2022-05-28

reclaim

relevant XKCD
Relevant XKCD - find out why in part 2

I was reading my friend, Anant Thazhemadam's blog, and happened to come across this line.

"This blog is for me. By that, I mean it is for me, and me only."

I realized that i've spent most of my time with this blog as a platform to showcase who I am. While that's definitely the aim I've got in mind when I work on it, I'm realising it quickly became a place for me to put content out for someone else to see. To that end, I started considering the blog to be a place to show what I wanted to be, not what I am.

Till date, every single thing I wrote on this blog was written keeping in mind the perspective of someone who's looking to hire me, or work with me. While this is important in terms of building a brand, it's absolutely terrible for keeping this home on the internet in sync with who I am and what I do.

No more!

This blog is going to

So here's what's changing, apart from the interface of some components of this blog -

I'm going to stop writing posts specifically for the blog.

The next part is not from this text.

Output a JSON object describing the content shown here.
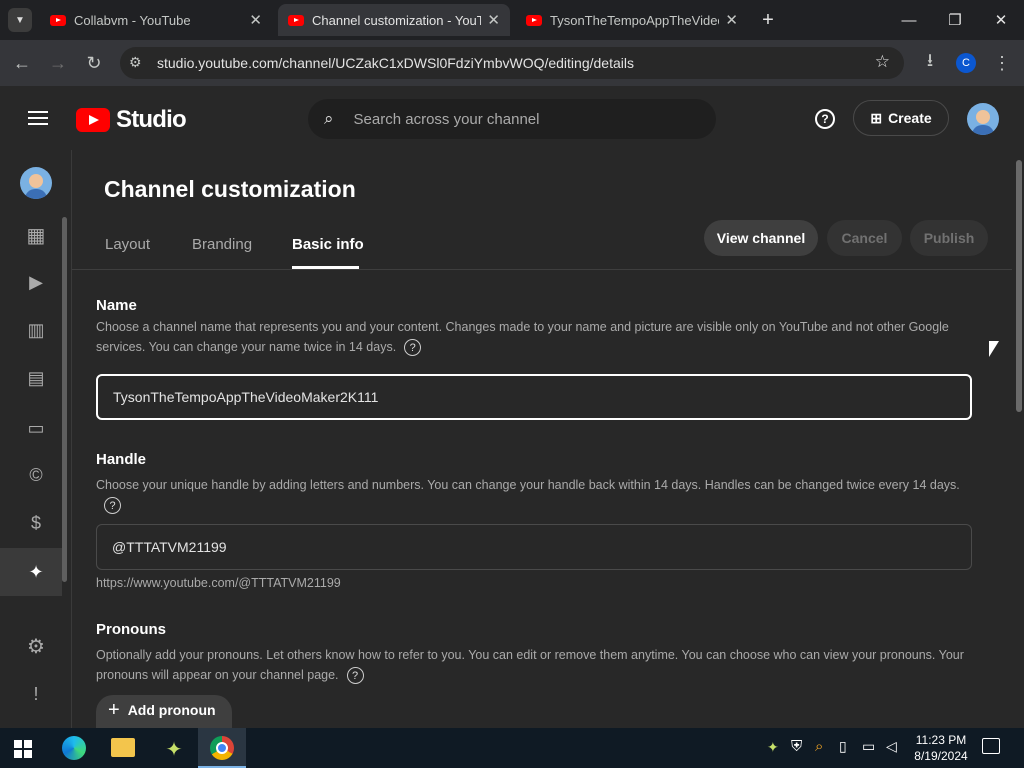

Anything that goes up on the blog will be a side effect of what i'm currently doing. Sure, this may make the space a little less technical at times, but that's the entire point - I'm not (and should not be) writing it to meet some criteria of what a "good" blog looks like. It might also change the frequency with which I'm trying to post.

This blog is my home on the internet. It should reflect what I'm up to, and what I'm working on, not necessarily only what other people are looking to understand out of the blog. It's going to be a lead indicator of what I'm working on, and a lag indicator of who I am.

In the old days, back when every single bit of information on the internet wasn't commoditized, people's homepages were a true window into who they were. It represented their thoughts, their ideas and their opinions (yes, opinions!).

This post is called reclaim, because I'm reclaiming this space to be my own.